Voy a aprovechar para confesar una cosa. Yo, cuando voy a un congreso, doy mi charla y me muestro de una exigencia hiperbólica a la hora de seleccionar las demás. Porque yo -confieso- voy a hablar yo y, por lo demás, a hacer turismo. Entiéndanme, hay congresos y congresos. Sucede a veces que la temática del mismo o la altura intelectual del resto de ponentes no dan tregua; ya decía el maestro Ortega que el filósofo, aun cuando amante de los paisajes, lo es más de una buena teoría. Aunque si ése ha de ser el criterio que determina la calidad de un filósofo, tal vez no pase yo -ay- de mediocre aspirante.
Es más, tal es mi vocación de turismo en los congresos, que, si sus ocupaciones y nuestra economía así lo permiten, Ana me acompaña: toda una declaración de intenciones. Y tuvo Ana a bien acompañarme en mi última y reciente visita congresual. Cerdeña. En concreto, El Alguer. Se trata de una ciudad de pasado catalán, donde, muy a pesar de lo que describen los libros de texto de los escolares de Cataluña, nada queda de dicho pasado. Del catalán -como en tantos lugares de Alicante- sólo se tiene noticia por los letreros de las calles -y por algún turista. Paradigmático ejemplo de diglosia promovida por la administración.
En
dos de sus diálogos, Platón habla de Atlantis, una especie de paraíso
terrenal. Los eruditos opinan que Platón pensaba en Cerdeña. Y 2.500
años después, aquí llegué yo, a hablar de ontología y otras exotiqueces.
El paseo que transita junto al mar -puro Mediterráneo, más bravío, sin embargo, de lo usual- es una delicia. Se observa, desde la altura de nuestro hotel, cómo una nube traicionera -ya pasó el verano- comienza a descargar sobre la isla. Isla bañada por el Mediterráneo a este lado algueriano y por el Tirreno al otro.
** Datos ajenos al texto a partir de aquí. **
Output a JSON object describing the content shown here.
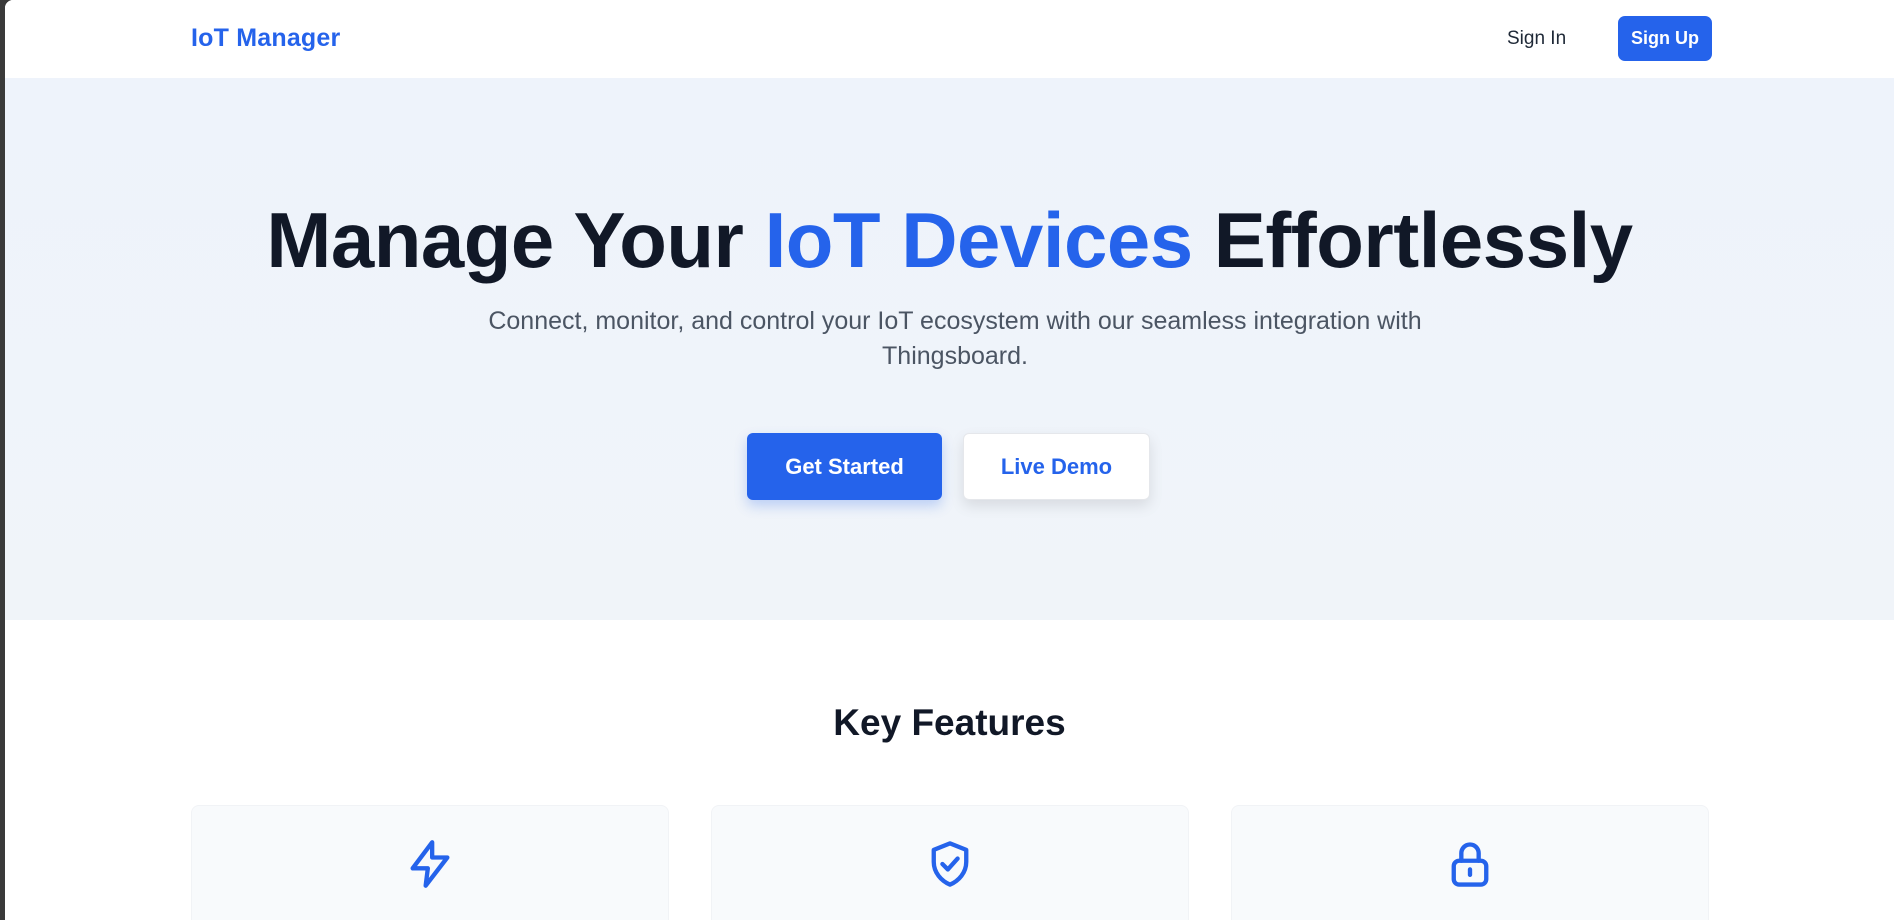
{
  "header": {
    "brand": "IoT Manager",
    "sign_in": "Sign In",
    "sign_up": "Sign Up"
  },
  "hero": {
    "title_part1": "Manage Your ",
    "title_accent": "IoT Devices",
    "title_part2": " Effortlessly",
    "subtitle": "Connect, monitor, and control your IoT ecosystem with our seamless integration with Thingsboard.",
    "primary_button": "Get Started",
    "secondary_button": "Live Demo"
  },
  "features": {
    "title": "Key Features",
    "cards": [
      {
        "icon": "lightning-bolt-icon"
      },
      {
        "icon": "shield-check-icon"
      },
      {
        "icon": "lock-icon"
      }
    ]
  },
  "colors": {
    "accent": "#2563eb",
    "heading": "#111827",
    "body_text": "#4b5563",
    "hero_background": "#eef3fb",
    "card_background": "#f8fafc"
  }
}
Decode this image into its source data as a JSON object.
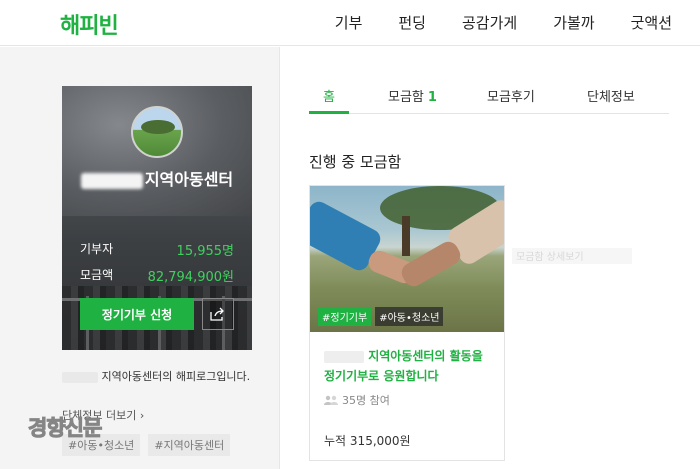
{
  "header": {
    "logo": "해피빈",
    "nav": [
      "기부",
      "펀딩",
      "공감가게",
      "가볼까",
      "굿액션"
    ]
  },
  "profile": {
    "org_name_suffix": "지역아동센터",
    "stats": [
      {
        "label": "기부자",
        "value": "15,955명"
      },
      {
        "label": "모금액",
        "value": "82,794,900원"
      }
    ],
    "donate_button": "정기기부 신청",
    "intro_text": "지역아동센터의 해피로그입니다.",
    "more_link": "단체정보 더보기 ›",
    "tags": [
      "#아동•청소년",
      "#지역아동센터"
    ]
  },
  "tabs": [
    {
      "label": "홈",
      "active": true
    },
    {
      "label": "모금함",
      "count": "1"
    },
    {
      "label": "모금후기"
    },
    {
      "label": "단체정보"
    }
  ],
  "section_title": "진행 중 모금함",
  "campaign": {
    "badges": [
      "#정기기부",
      "#아동•청소년"
    ],
    "title": "지역아동센터의 활동을 정기기부로 응원합니다",
    "participants": "35명 참여",
    "total_label": "누적",
    "total_value": "315,000원"
  },
  "ghost_text": "모금함 상세보기",
  "watermark": "경향신문",
  "colors": {
    "brand_green": "#1fb141",
    "stat_green": "#3fd15f"
  }
}
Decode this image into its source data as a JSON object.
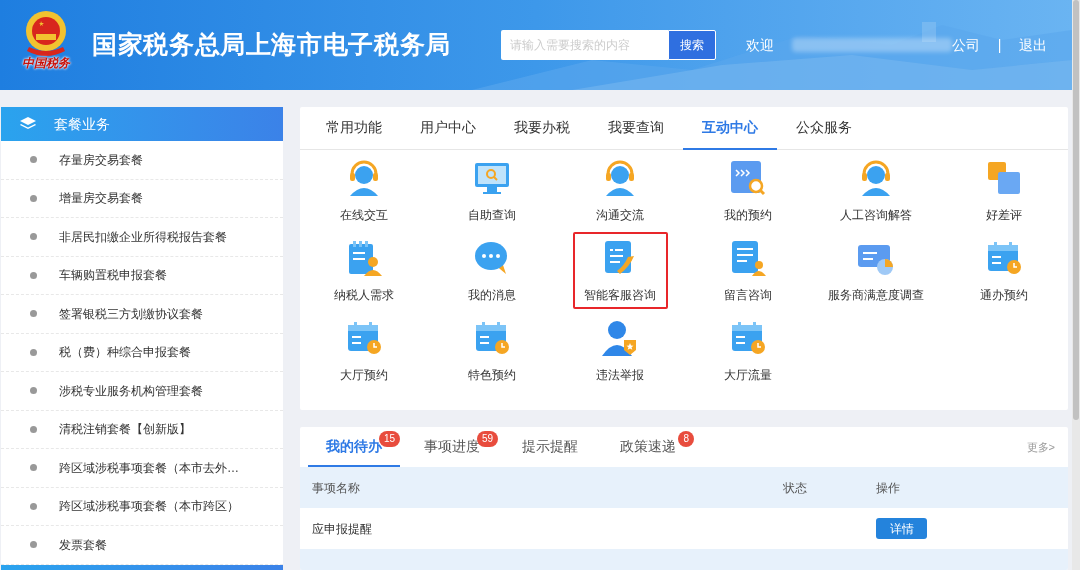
{
  "header": {
    "emblem_text": "中国税务",
    "title": "国家税务总局上海市电子税务局",
    "search": {
      "placeholder": "请输入需要搜索的内容",
      "button": "搜索"
    },
    "welcome": "欢迎",
    "company_suffix": "公司",
    "separator": "|",
    "logout": "退出"
  },
  "sidebar": {
    "title": "套餐业务",
    "items": [
      {
        "label": "存量房交易套餐"
      },
      {
        "label": "增量房交易套餐"
      },
      {
        "label": "非居民扣缴企业所得税报告套餐"
      },
      {
        "label": "车辆购置税申报套餐"
      },
      {
        "label": "签署银税三方划缴协议套餐"
      },
      {
        "label": "税（费）种综合申报套餐"
      },
      {
        "label": "涉税专业服务机构管理套餐"
      },
      {
        "label": "清税注销套餐【创新版】"
      },
      {
        "label": "跨区域涉税事项套餐（本市去外…"
      },
      {
        "label": "跨区域涉税事项套餐（本市跨区）"
      },
      {
        "label": "发票套餐"
      }
    ]
  },
  "tabs": [
    {
      "label": "常用功能",
      "selected": false
    },
    {
      "label": "用户中心",
      "selected": false
    },
    {
      "label": "我要办税",
      "selected": false
    },
    {
      "label": "我要查询",
      "selected": false
    },
    {
      "label": "互动中心",
      "selected": true
    },
    {
      "label": "公众服务",
      "selected": false
    }
  ],
  "services": [
    {
      "label": "在线交互",
      "highlighted": false
    },
    {
      "label": "自助查询",
      "highlighted": false
    },
    {
      "label": "沟通交流",
      "highlighted": false
    },
    {
      "label": "我的预约",
      "highlighted": false
    },
    {
      "label": "人工咨询解答",
      "highlighted": false
    },
    {
      "label": "好差评",
      "highlighted": false
    },
    {
      "label": "纳税人需求",
      "highlighted": false
    },
    {
      "label": "我的消息",
      "highlighted": false
    },
    {
      "label": "智能客服咨询",
      "highlighted": true
    },
    {
      "label": "留言咨询",
      "highlighted": false
    },
    {
      "label": "服务商满意度调查",
      "highlighted": false
    },
    {
      "label": "通办预约",
      "highlighted": false
    },
    {
      "label": "大厅预约",
      "highlighted": false
    },
    {
      "label": "特色预约",
      "highlighted": false
    },
    {
      "label": "违法举报",
      "highlighted": false
    },
    {
      "label": "大厅流量",
      "highlighted": false
    }
  ],
  "tasks": {
    "tabs": [
      {
        "label": "我的待办",
        "badge": "15",
        "selected": true
      },
      {
        "label": "事项进度",
        "badge": "59",
        "selected": false
      },
      {
        "label": "提示提醒",
        "selected": false
      },
      {
        "label": "政策速递",
        "badge": "8",
        "selected": false
      }
    ],
    "more": "更多>",
    "columns": [
      "事项名称",
      "状态",
      "操作"
    ],
    "rows": [
      {
        "name": "应申报提醒",
        "action": "详情"
      }
    ]
  }
}
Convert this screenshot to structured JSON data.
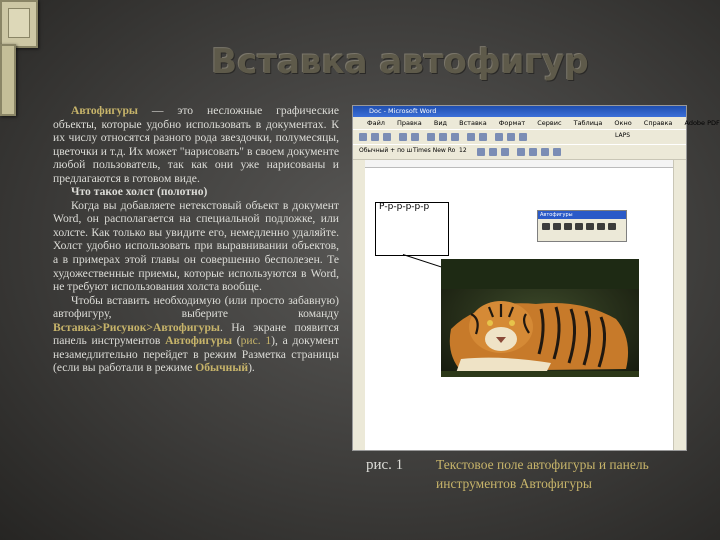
{
  "title": "Вставка автофигур",
  "p1": {
    "term": "Автофигуры",
    "text": " — это несложные графические объекты, которые удобно использовать в документах. К их числу относятся разного рода звездочки, полумесяцы, цветочки и т.д. Их может \"нарисовать\" в своем документе любой пользователь, так как они уже нарисованы и предлагаются в готовом виде."
  },
  "p2": "Что такое холст (полотно)",
  "p3": "Когда вы добавляете нетекстовый объект в документ Word, он располагается на специальной подложке, или холсте. Как только вы увидите его, немедленно удаляйте. Холст удобно использовать при выравнивании объектов, а в примерах этой главы он совершенно бесполезен. Те художественные приемы, которые используются в Word, не требуют использования холста вообще.",
  "p4": {
    "t1": "Чтобы вставить необходимую (или просто забавную) автофигуру, выберите команду ",
    "menu_path": "Вставка>Рисунок>Автофигуры",
    "t2": ". На экране появится панель инструментов ",
    "toolbar_name": "Автофигуры",
    "t3": " (",
    "fig_ref": "рис. 1",
    "t4": "), а документ незамедлительно перейдет в режим Разметка страницы (если вы работали в режиме ",
    "mode_name": "Обычный",
    "t5": ")."
  },
  "screenshot": {
    "window_title": "Doc - Microsoft Word",
    "menu": [
      "Файл",
      "Правка",
      "Вид",
      "Вставка",
      "Формат",
      "Сервис",
      "Таблица",
      "Окно",
      "Справка",
      "Adobe PDF"
    ],
    "style_box": "Обычный + по ш",
    "font_box": "Times New Ro",
    "size_box": "12",
    "font_name_2": "LAPS",
    "doc_text": "Р-р-р-р-р-р",
    "palette_title": "Автофигуры"
  },
  "caption": {
    "label": "рис. 1",
    "text": "Текстовое поле автофигуры и панель инструментов Автофигуры"
  },
  "colors": {
    "accent": "#c7b46a",
    "body_text": "#ddddd8",
    "title": "#5e5a4a",
    "background": "#3e3d3b"
  }
}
Pasea uno desde el hotel hasta la universidad por ese paseo, mar a un lado, centro histórico de cautivador skyline al frente, y se siente inspirado, presiente que están los eruditos en lo cierto: ¡es Atlantis!
Pero si lo fue, ya no lo es. El centro histórico es una típica ciudad del sur de Italia, donde, en palabras de un amigo, hay belleza en la cochambre. Esas callejuelas un tanto hediondas, la humedad incómoda, los muros desconchados, las ventanas desvencijadas: porca -mà bella-miseria!
Los organizadores del congreso piden disculpas ante el estado -catastrófico- del edificio universitario. Se nos traslada a un edificio propiedad eclesial, más apañado, y se agradece la concesión a los jerifaltes ensotanados. El instituto de bachillerato del lugar posee unas vistas esplendorosas hacia la lejanía color turquesa del Mediterráneo; el edificio, no obstante, amenaza ruina.
Holandeses y germanos toman, a estas alturas del año, la isla (no escasean los españoles), cuyos precios son a todas luces desorbitados. Nada vale lo que cuesta. Dados, pues, los precios de la hostelería, dado que sólo unas pocas calles conforman el casco antiguo -mientras que se extiende la cochambre a la isla toda- y que las nubes traicioneras no resultan inusuales en esta época del año... resulta que, al final, tendré que asistir al congreso para cuya asistencia he venido. Porca miseria!